Application and practice of Apache Flink in auto home

2.8 integration of Flink and Kafka multi cluster architecture

Since the Kafka SDK is compatible with the usage of Kafka clients, users only need to change the dependencies and set cluster code、Flink. ID and other parameters.

After the cluster switch of Producer / consumer occurs, the metric data of Kafka is not re registered due to the creation of a new producer / consumer instance, resulting in that the metric data cannot be reported normally. We added the unregister method in the abstractmetricgroup class. When listening to the switching event of Producer / consumer, we can re register Kafka metrics.

So far, we have completed Flink’s support for Kafka multi cluster architecture.

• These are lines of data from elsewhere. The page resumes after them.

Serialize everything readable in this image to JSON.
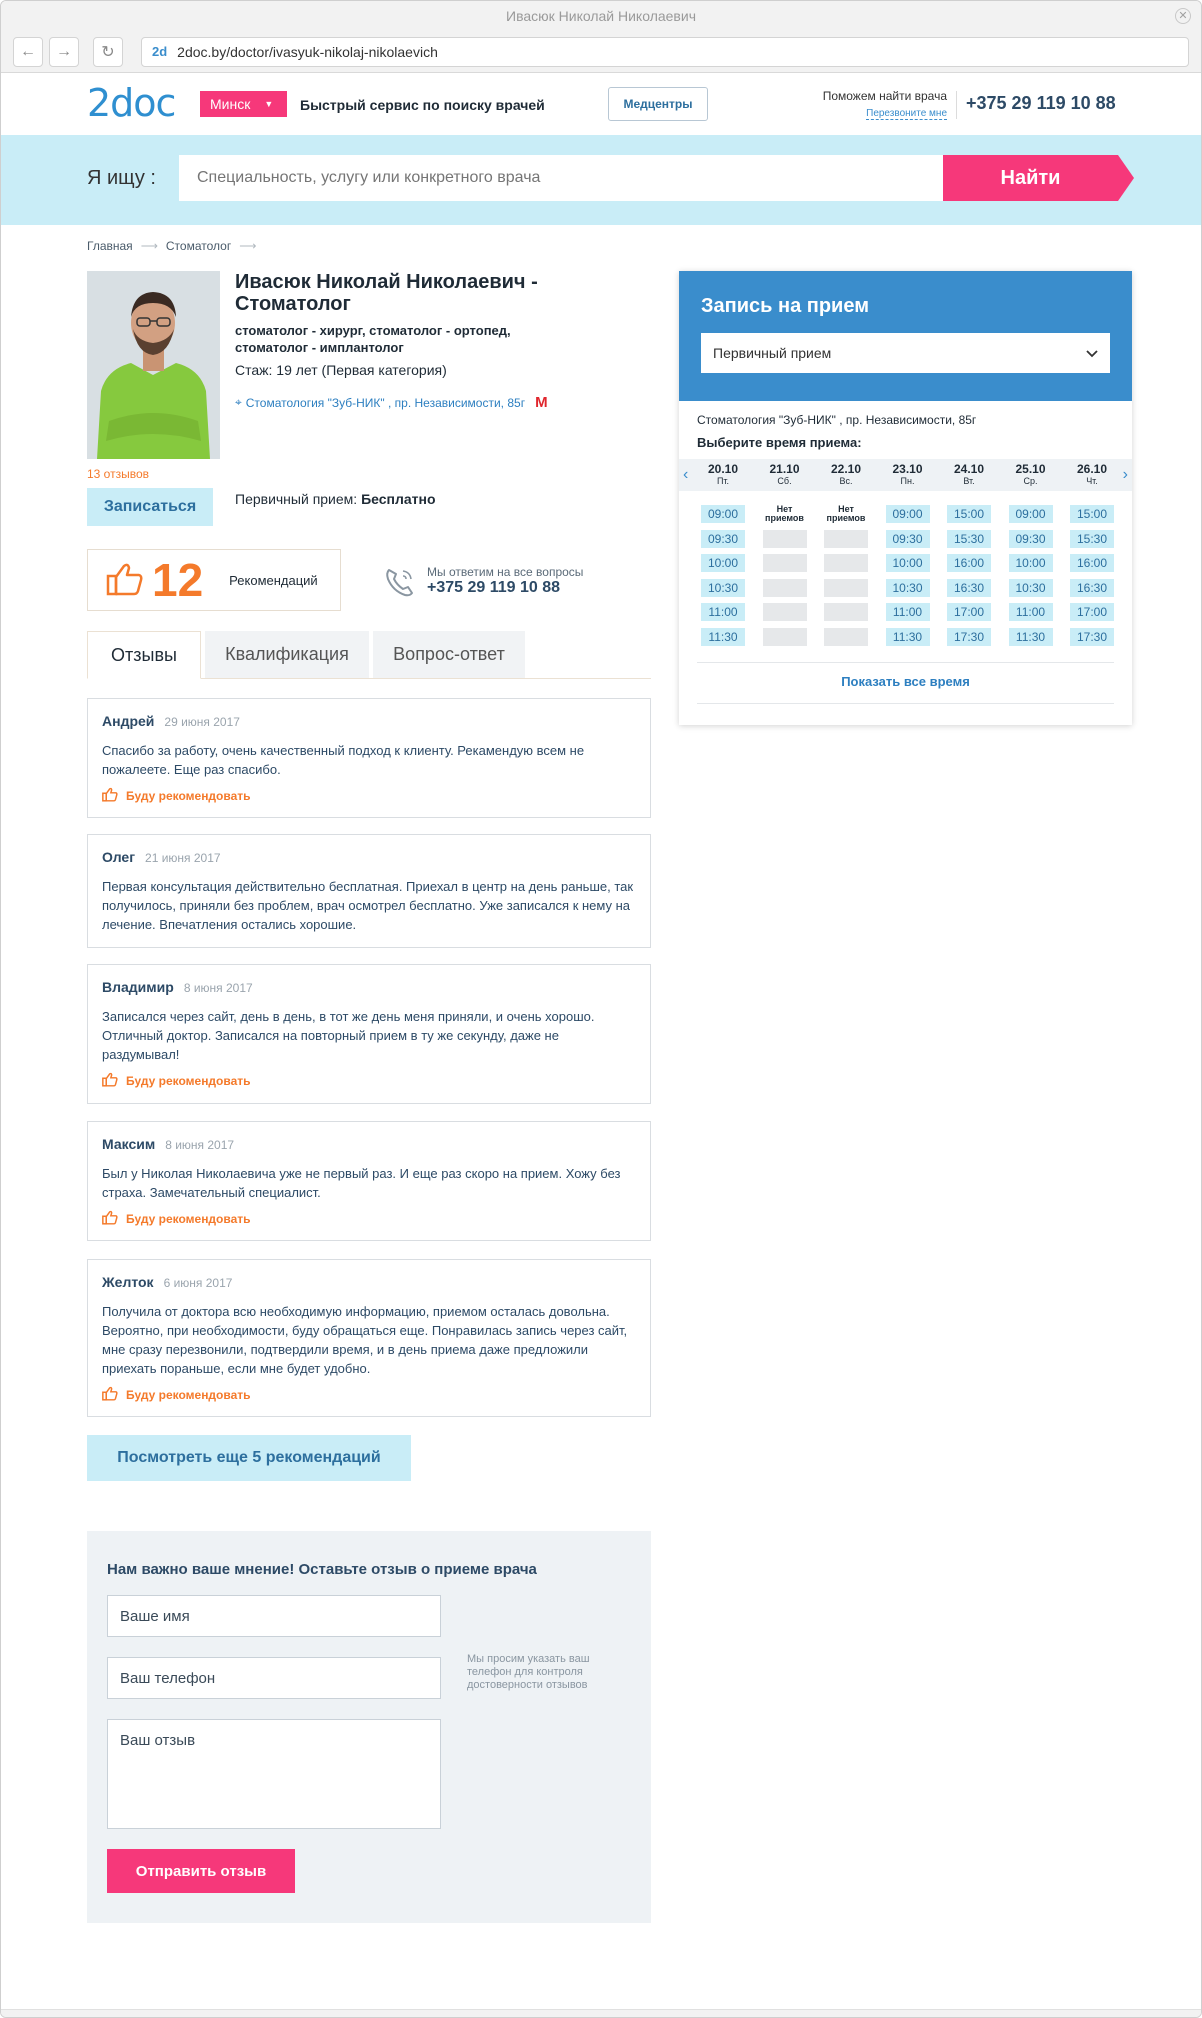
{
  "browser": {
    "window_title": "Ивасюк Николай Николаевич",
    "url_favicon": "2d",
    "url": "2doc.by/doctor/ivasyuk-nikolaj-nikolaevich"
  },
  "header": {
    "logo": "2doc",
    "city": "Минск",
    "tagline": "Быстрый сервис по поиску врачей",
    "medcenters_label": "Медцентры",
    "help_text": "Поможем найти врача",
    "callback_link": "Перезвоните мне",
    "phone": "+375 29 119 10 88"
  },
  "search": {
    "label": "Я ищу :",
    "placeholder": "Специальность, услугу или конкретного врача",
    "button": "Найти"
  },
  "breadcrumb": [
    "Главная",
    "Стоматолог"
  ],
  "doctor": {
    "name": "Ивасюк Николай Николаевич - Стоматолог",
    "specialties": "стоматолог - хирург, стоматолог - ортопед, стоматолог - имплантолог",
    "experience_label": "Стаж:",
    "experience_value": "19 лет (Первая категория)",
    "address": "Стоматология \"Зуб-НИК\" , пр. Независимости, 85г",
    "reviews_count": "13 отзывов",
    "book_button": "Записаться",
    "first_visit_label": "Первичный прием:",
    "first_visit_value": "Бесплатно"
  },
  "recommendations": {
    "count": "12",
    "label": "Рекомендаций"
  },
  "answer": {
    "text": "Мы ответим на все вопросы",
    "phone": "+375 29 119 10 88"
  },
  "tabs": [
    "Отзывы",
    "Квалификация",
    "Вопрос-ответ"
  ],
  "recommend_label": "Буду рекомендовать",
  "reviews": [
    {
      "name": "Андрей",
      "date": "29 июня 2017",
      "text": "Спасибо за работу, очень качественный подход к клиенту. Рекамендую всем не пожалеете. Еще раз спасибо.",
      "recommend": true
    },
    {
      "name": "Олег",
      "date": "21 июня 2017",
      "text": "Первая консультация действительно бесплатная. Приехал в центр на день раньше, так получилось, приняли без проблем, врач осмотрел бесплатно. Уже записался к нему на лечение. Впечатления остались хорошие.",
      "recommend": false
    },
    {
      "name": "Владимир",
      "date": "8 июня 2017",
      "text": "Записался через сайт, день в день, в тот же день меня приняли, и очень хорошо. Отличный доктор. Записался на повторный прием в ту же секунду, даже не раздумывал!",
      "recommend": true
    },
    {
      "name": "Максим",
      "date": "8 июня 2017",
      "text": "Был у Николая Николаевича уже не первый раз. И еще раз скоро на прием. Хожу без страха. Замечательный специалист.",
      "recommend": true
    },
    {
      "name": "Желток",
      "date": "6 июня 2017",
      "text": "Получила от доктора всю необходимую информацию, приемом осталась довольна. Вероятно, при необходимости, буду обращаться еще. Понравилась запись через сайт, мне сразу перезвонили, подтвердили время, и в день приема даже предложили приехать пораньше, если мне будет удобно.",
      "recommend": true
    }
  ],
  "more_button": "Посмотреть еще 5 рекомендаций",
  "feedback": {
    "title": "Нам важно ваше мнение! Оставьте отзыв о приеме врача",
    "name_placeholder": "Ваше имя",
    "phone_placeholder": "Ваш телефон",
    "review_placeholder": "Ваш отзыв",
    "hint": "Мы просим указать ваш телефон для контроля достоверности отзывов",
    "submit": "Отправить отзыв"
  },
  "booking": {
    "title": "Запись на прием",
    "visit_type": "Первичный прием",
    "clinic": "Стоматология \"Зуб-НИК\" , пр. Независимости, 85г",
    "choose_time": "Выберите время приема:",
    "no_appointments": "Нет приемов",
    "show_all": "Показать все время",
    "days": [
      {
        "date": "20.10",
        "weekday": "Пт.",
        "slots": [
          "09:00",
          "09:30",
          "10:00",
          "10:30",
          "11:00",
          "11:30"
        ]
      },
      {
        "date": "21.10",
        "weekday": "Сб.",
        "slots": []
      },
      {
        "date": "22.10",
        "weekday": "Вс.",
        "slots": []
      },
      {
        "date": "23.10",
        "weekday": "Пн.",
        "slots": [
          "09:00",
          "09:30",
          "10:00",
          "10:30",
          "11:00",
          "11:30"
        ]
      },
      {
        "date": "24.10",
        "weekday": "Вт.",
        "slots": [
          "15:00",
          "15:30",
          "16:00",
          "16:30",
          "17:00",
          "17:30"
        ]
      },
      {
        "date": "25.10",
        "weekday": "Ср.",
        "slots": [
          "09:00",
          "09:30",
          "10:00",
          "10:30",
          "11:00",
          "11:30"
        ]
      },
      {
        "date": "26.10",
        "weekday": "Чт.",
        "slots": [
          "15:00",
          "15:30",
          "16:00",
          "16:30",
          "17:00",
          "17:30"
        ]
      }
    ]
  },
  "colors": {
    "brand_blue": "#3a8dcc",
    "accent_pink": "#f6387a",
    "accent_orange": "#f47a2b",
    "light_cyan": "#c9edf7"
  }
}
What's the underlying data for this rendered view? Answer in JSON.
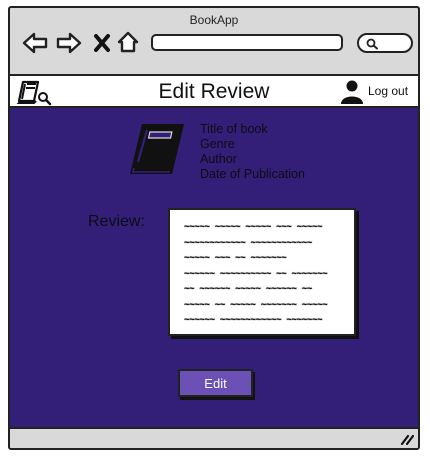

Application and practice of Apache Flink in auto home

4、 Follow up planning

Application and practice of Apache Flink in auto home

At present, most of the data statistics scenarios we support are based on traffic data or user behavior data. These scenarios do not have high requirements for accurate once semantics. With the gradual improvement of the community’s support for change log, at the same time, our data access system supports accurate once semantics, and is doing the function of full access of business tables to Kafka, Therefore, accurate data statistics can be realized in the follow-up to support the statistical needs of transactions, clues and finance.

Some companies have put forward the concept of Lake warehouse integration. The data Lake technology can indeed solve some pain points of the original data warehouse architecture. For example, the data does not support update operation and can not achieve quasi real-time data query. At present, we are trying to integrate Flink with iceberg and Hudi, and we will find scenarios in the company and land them later.

Original link
This article is the original content of Alibaba cloud and cannot be reproduced without permission.